We used four different kinds of classifiers - a linear support vector classifier, a random forest, a logistic regression, and a naive bayes classifier - and compared their performance. While the classifiers performed roughly similar to one another, some did outperform others. In the end, though, we combined the predictions of all of our classifiers to cast the widest net for misclassified crime reports.
It was also important to determine what our evaluation metric should be. While we trained our dataset on everything - both serious assaults, non-serious assaults, and downgraded assaults - we eventually realized all we should measure was how accurate we were in discriminating non-serious assaults from downgraded assaults.
Discussion topics#
- Our algorithm had 88% accuracy overall, but only 65% in detecting downgraded crimes. What's the difference here? How important is one score compared to the other?
- We only hit around 65% accuracy in finding downgraded crimes. Is this a useful score? How does it compare to random guessing, or going one-by-one through the crimes marked as non-serious?
- What techniques could we have used to find downgraded crimes if we didn't use machine learning?
- Is there a difference between looking at the prediction - the 0 or 1 - and looking at the output of
decision_function
? - What happens if our algorithm errs on the side of calling non-serious crimes serious crimes? What if it errs on the side of calling serious crimes non-serious crimes?
- If we want to find more downgraded cases (but do more work), we'll want to err on the side of examining more potentially-serious cases. Is there a better method than picking random cases?
- One of our first steps was to eliminate all crimes that weren't assaults. How do you think this helped or hindered our analysis?
- Why did we use LinearSVC instead of another classifier such as LogisticRegression, RandomForest or Naive Bayes (MultinomialNB)? Why might we try or not try those?
- You don't work for the LAPD, so you can only be so sure what should and shouldn't be a serious crime.

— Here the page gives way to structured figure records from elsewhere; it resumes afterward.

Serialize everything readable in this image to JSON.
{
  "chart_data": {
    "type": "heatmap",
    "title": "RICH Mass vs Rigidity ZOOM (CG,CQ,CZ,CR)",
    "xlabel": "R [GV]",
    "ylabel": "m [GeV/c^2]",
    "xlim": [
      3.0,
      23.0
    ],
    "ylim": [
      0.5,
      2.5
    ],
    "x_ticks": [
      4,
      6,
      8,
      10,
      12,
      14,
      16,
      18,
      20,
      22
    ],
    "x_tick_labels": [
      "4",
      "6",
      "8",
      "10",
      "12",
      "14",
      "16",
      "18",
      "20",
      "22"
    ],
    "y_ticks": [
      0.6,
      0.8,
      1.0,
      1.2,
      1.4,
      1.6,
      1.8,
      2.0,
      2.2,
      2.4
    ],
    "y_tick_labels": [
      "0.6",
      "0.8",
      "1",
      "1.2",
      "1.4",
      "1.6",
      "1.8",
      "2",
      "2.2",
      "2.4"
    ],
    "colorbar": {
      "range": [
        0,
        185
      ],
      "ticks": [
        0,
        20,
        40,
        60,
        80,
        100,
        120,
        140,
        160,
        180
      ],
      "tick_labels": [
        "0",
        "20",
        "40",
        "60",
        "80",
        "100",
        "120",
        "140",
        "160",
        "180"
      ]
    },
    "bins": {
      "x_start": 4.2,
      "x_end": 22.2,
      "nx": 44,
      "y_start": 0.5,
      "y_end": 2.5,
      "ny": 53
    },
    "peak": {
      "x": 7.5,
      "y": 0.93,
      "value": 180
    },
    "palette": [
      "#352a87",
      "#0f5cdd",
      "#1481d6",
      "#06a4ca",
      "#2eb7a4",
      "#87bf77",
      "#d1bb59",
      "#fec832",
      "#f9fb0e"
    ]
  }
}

What can you do to help feel confident that a case should be one or the other, or that our algorithm is working as promised?
- In this case, we randomly picked serious crimes to downgrade. Would it be easier or more difficult if the LAPD was systematically downgrading certain types of serious crimes? Can you think of a way to around that sort of trickery?
- Many people say you need to release your data and analysis in order to have people trust what you've done. With something like this dataset, however, you're dealing with real things that happened to real people, many of whom would probably prefer to keep these things private. Is that a reasonable expectation? If it is, what can be done to bridge the gap between releasing all of the original data and keeping our process secret?